With access to 80 million people within a 500-mile radius, there’s no better place than Oklahoma for companies to position their product for delivery. At least that’s what Macy’s Inc., Mathis Brothers Furniture and Dollar Tree discovered.
In December 2013, retailer Macy’s made big news when the company announced it was building a direct-to-consumer fulfillment center in Owasso, Oklahoma, investing more than $170 million in a 1.3-million-sq.-ft. facility, which would include the latest technology in material handling equipment and warehouse management systems. Steve Sluzewski, senior vice president of corporate communications and external affairs for Macy’s, said a strong combination of factors led the company to Oklahoma.
“It’s the right geographic area of the country to reach our customers,” he says. “There’s a supportive and business friendly environment and close proximity to major transportation routes and shipping facilities.”
Construction on the fulfillment center began in spring 2014 and proceeded without a hitch. The facility began receiving merchandise in April 2015 and will begin shipping in summer 2015, right on schedule. The region’s available workforce was another factor in the selection of the Oklahoma location. When fully operational, the project expects to hire 1,500 employees year round, with another 1,000 temporary seasonal employees during the holiday season.
The hiring process began in late 2014 and continues to ramp up, a steady and gradual process. “Initially we hired the center’s management team, then we began hiring the team to handle receiving merchandise,” Sluzewski says. “As we look to begin shipping this summer, we will be hiring the teams to pick, pack and ship orders to individual customers.”
Macy’s partnered with Tulsa Tech to help prepare the workforce. “Since our initial announcement we have worked closely with state and local officials, business leaders and the Cherokee Nation to prepare for the hiring process,” says Sluzewski. “So far, we are extremely pleased with the quantity and quality of applicants for our positions.”
Macy’s isn’t the only distribution center success story. Recent expansions in the sector include Mathis Brothers Furniture, currently putting the finishing touches on a reported 325,000-sq.-ft. distribution facility close to three of the company’s retail stores in Oklahoma City.
Hobby Lobby, an Oklahoma-based company announced in August 2014 that it will build a new distribution warehouse in Oklahoma City. The $88-million, 1.9-million-sq.-ft. facility will support future growth of the craft retailing giant.
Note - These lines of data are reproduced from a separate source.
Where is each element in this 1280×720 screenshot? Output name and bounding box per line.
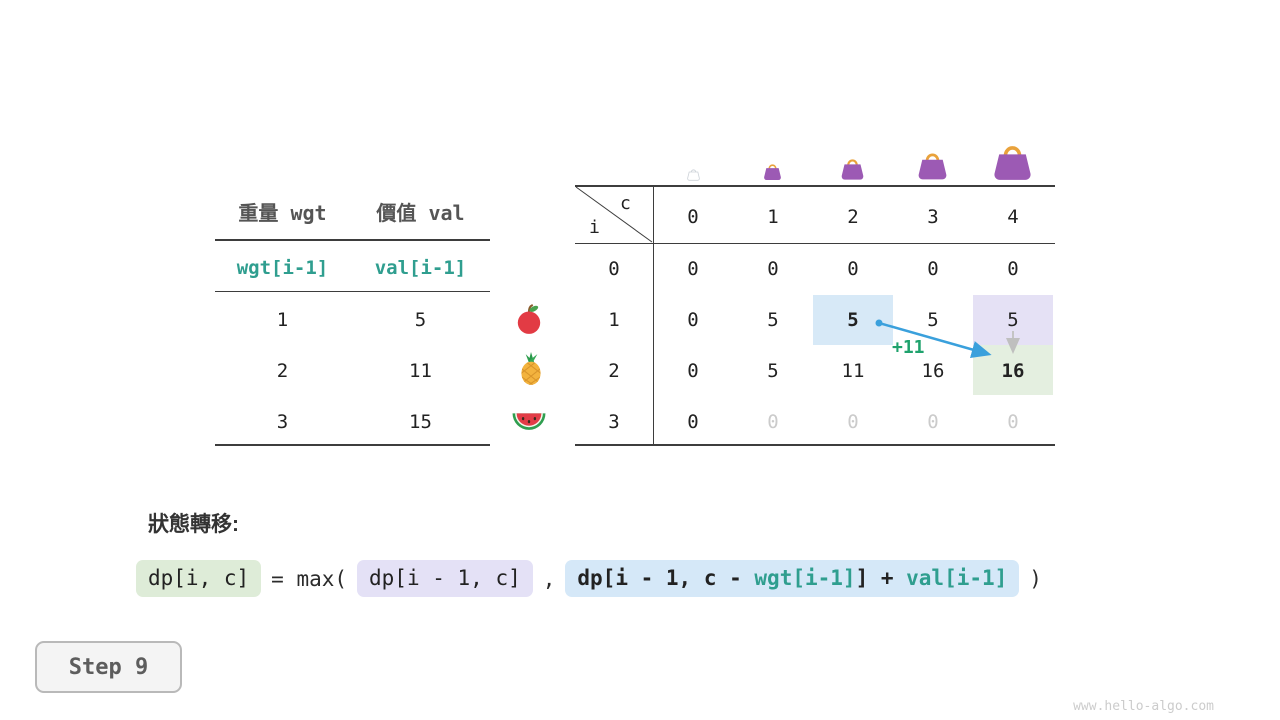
- dp-cell: 0: [687, 309, 699, 331]
- dp-row-header: 2: [608, 360, 620, 382]
- item-2-value: 11: [409, 360, 432, 382]
- dp-cell: 11: [841, 360, 865, 382]
- dp-cell: 5: [767, 360, 779, 382]
- item-3-value: 15: [409, 411, 432, 433]
- dp-cell: 16: [921, 360, 945, 382]
- item-3-weight: 3: [276, 411, 289, 433]
- items-table-wgt-formula: wgt[i-1]: [236, 257, 329, 279]
- dp-cell: 0: [767, 258, 779, 280]
- bag-icon: [990, 139, 1035, 182]
- bag-icon-ghost: [686, 167, 701, 181]
- bag-icon: [762, 161, 783, 181]
- dp-cell: 0: [687, 258, 699, 280]
- divider: [653, 185, 654, 446]
- item-1-value: 5: [414, 309, 427, 331]
- transition-formula: dp[i, c] = max( dp[i - 1, c] , dp[i - 1,…: [136, 560, 1042, 598]
- dp-cell-pending: 0: [927, 411, 939, 433]
- apple-icon: [514, 303, 544, 335]
- item-1-weight: 1: [276, 309, 289, 331]
- items-table-val-formula: val[i-1]: [374, 257, 467, 279]
- dp-cell: 5: [767, 309, 779, 331]
- formula-arg2-part1: dp[i - 1, c -: [577, 566, 755, 590]
- dp-cell: 0: [687, 360, 699, 382]
- items-table-header-wgt: 重量 wgt: [238, 200, 327, 225]
- transition-annotation: +11: [892, 337, 925, 358]
- dp-cell-pending: 0: [767, 411, 779, 433]
- formula-arg1-chip: dp[i - 1, c]: [357, 560, 533, 598]
- formula-arg2-wgt: wgt[i-1]: [754, 566, 856, 590]
- dp-col-header: 4: [1007, 206, 1019, 228]
- watermark: www.hello-algo.com: [1073, 699, 1214, 714]
- items-table-header-val: 價值 val: [376, 200, 465, 225]
- formula-close-paren: ): [1029, 566, 1042, 591]
- dp-col-header: 1: [767, 206, 779, 228]
- bag-icon: [839, 155, 866, 181]
- dp-cell: 0: [1007, 258, 1019, 280]
- dp-row-header: 3: [608, 411, 620, 433]
- pineapple-icon: [517, 352, 545, 386]
- dp-cell-current: 16: [1001, 360, 1025, 382]
- divider: [575, 444, 1055, 446]
- divider: [215, 291, 490, 292]
- dp-cell: 0: [687, 411, 699, 433]
- dp-col-header: 2: [847, 206, 859, 228]
- transition-title: 狀態轉移:: [148, 513, 239, 536]
- dp-cell-pending: 0: [847, 411, 859, 433]
- dp-col-header: 3: [927, 206, 939, 228]
- dp-col-header: 0: [687, 206, 699, 228]
- watermelon-icon: [511, 411, 547, 431]
- divider: [215, 239, 490, 241]
- step-indicator: Step 9: [35, 641, 182, 693]
- formula-arg2-val: val[i-1]: [906, 566, 1008, 590]
- col-axis-label: c: [620, 193, 631, 214]
- dp-cell-above: 5: [1007, 309, 1019, 331]
- divider: [575, 185, 1055, 187]
- formula-separator: ,: [542, 566, 556, 591]
- dp-cell: 0: [847, 258, 859, 280]
- bag-icon: [915, 148, 950, 181]
- divider: [215, 444, 490, 446]
- dp-cell: 5: [927, 309, 939, 331]
- formula-arg2-part2: ] +: [855, 566, 907, 590]
- divider: [575, 243, 1055, 244]
- formula-operator: = max(: [271, 566, 348, 591]
- dp-cell-pending: 0: [1007, 411, 1019, 433]
- dp-row-header: 0: [608, 258, 620, 280]
- dp-cell: 0: [927, 258, 939, 280]
- dp-row-header: 1: [608, 309, 620, 331]
- formula-lhs-chip: dp[i, c]: [136, 560, 262, 598]
- row-axis-label: i: [589, 217, 600, 238]
- formula-arg2-chip: dp[i - 1, c - wgt[i-1]] + val[i-1]: [565, 560, 1020, 598]
- item-2-weight: 2: [276, 360, 289, 382]
- dp-cell-source: 5: [847, 309, 859, 331]
- corner-diagonal-line: [575, 186, 653, 243]
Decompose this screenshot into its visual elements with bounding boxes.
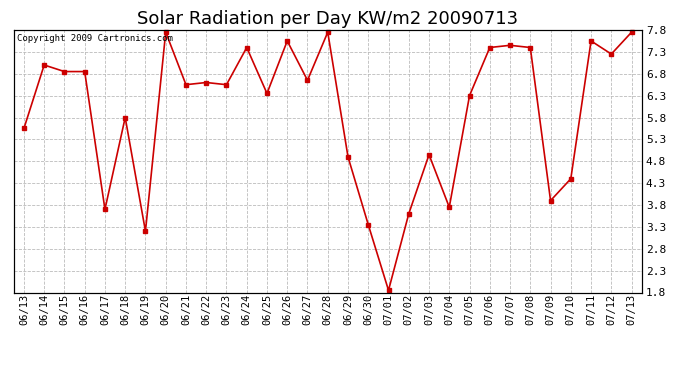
Title: Solar Radiation per Day KW/m2 20090713: Solar Radiation per Day KW/m2 20090713 — [137, 10, 518, 28]
Text: Copyright 2009 Cartronics.com: Copyright 2009 Cartronics.com — [17, 34, 172, 43]
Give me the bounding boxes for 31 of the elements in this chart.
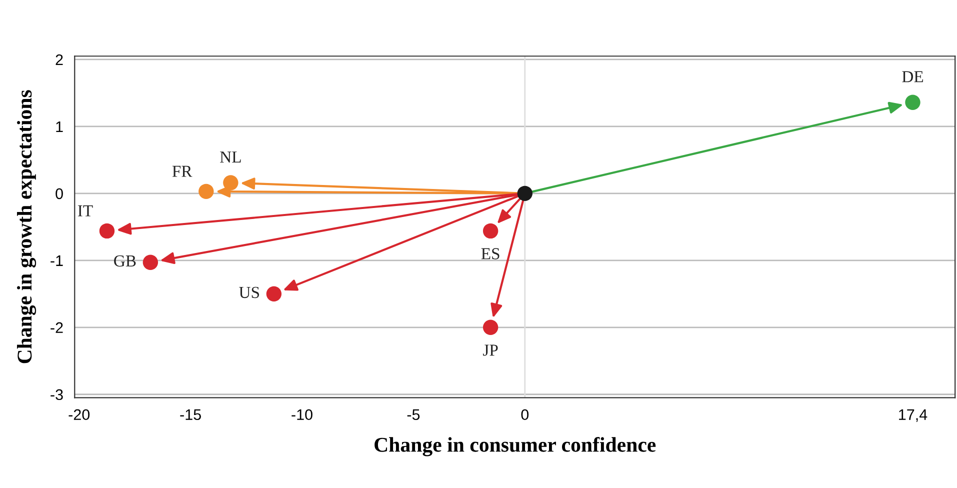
x-axis-title: Change in consumer confidence bbox=[374, 436, 656, 456]
point bbox=[99, 223, 115, 239]
y-tick-label: -2 bbox=[50, 322, 63, 333]
annotation: NL bbox=[220, 152, 241, 162]
point bbox=[198, 184, 214, 200]
annotation: ES bbox=[481, 248, 500, 260]
annotation: GB bbox=[114, 255, 136, 267]
x-tick-label: -10 bbox=[292, 409, 312, 420]
x-tick-label: -5 bbox=[407, 409, 420, 420]
y-tick-label: -3 bbox=[50, 389, 63, 400]
x-tick-label: 17,4 bbox=[899, 409, 928, 422]
y-tick-label: 2 bbox=[56, 54, 63, 66]
point bbox=[482, 223, 498, 239]
y-axis-title: Change in growth expectations bbox=[17, 90, 36, 364]
annotation: US bbox=[239, 286, 259, 298]
point bbox=[517, 186, 533, 202]
y-tick-label: 1 bbox=[56, 121, 63, 132]
point bbox=[266, 286, 282, 302]
y-tick-label: -1 bbox=[50, 255, 63, 266]
point bbox=[905, 94, 920, 110]
annotation: FR bbox=[172, 166, 192, 177]
y-tick-label: 0 bbox=[56, 188, 63, 200]
x-tick-label: -15 bbox=[180, 409, 201, 420]
x-tick-label: 0 bbox=[521, 409, 529, 420]
annotation: JP bbox=[483, 344, 498, 356]
x-tick-label: -20 bbox=[68, 409, 90, 420]
point bbox=[223, 175, 238, 190]
annotation: IT bbox=[78, 205, 93, 216]
annotation: DE bbox=[902, 71, 924, 82]
point bbox=[142, 254, 158, 270]
point bbox=[482, 320, 498, 335]
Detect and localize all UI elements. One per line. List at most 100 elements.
In 2013, Dollar Tree, Inc., expanded its distribution center in Marietta, Oklahoma. The $25-million expansion grew the facility by an additional 400,000 sq. ft. and created more than 100 full-time jobs. The Marietta facility supplies products to Dollar Tree stores in eleven states including all of Oklahoma, Kansas, Colorado, New Mexico and Texas, and portions of Louisiana, Arkansas, Missouri, Nebraska, South Dakota, Wyoming and Montana.
Major distribution centers supplying everything from ice cream to pharmaceuticals to auto parts dot the Oklahoma landscape from east to west. As Sluzewski mentioned, transportation infrastructure plays a significant role in distribution center attraction. Both Will Rogers World Airport and Tulsa International Airport handle air freight shipments. Three major Interstates crisscross the state and rail and trucking options abound with over 10,000 trucking companies — many of them small and locally-owned — located in Oklahoma.
Sluzewski says the process of locating and building the Macy’s fulfillment center in Oklahoma has more than met expectations.
“The Owasso, Tulsa and Oklahoma communities, including the Cherokee Nation, have been welcoming enthusiastic and very helpful,” says Sluzewski. “This is a great place to do business.”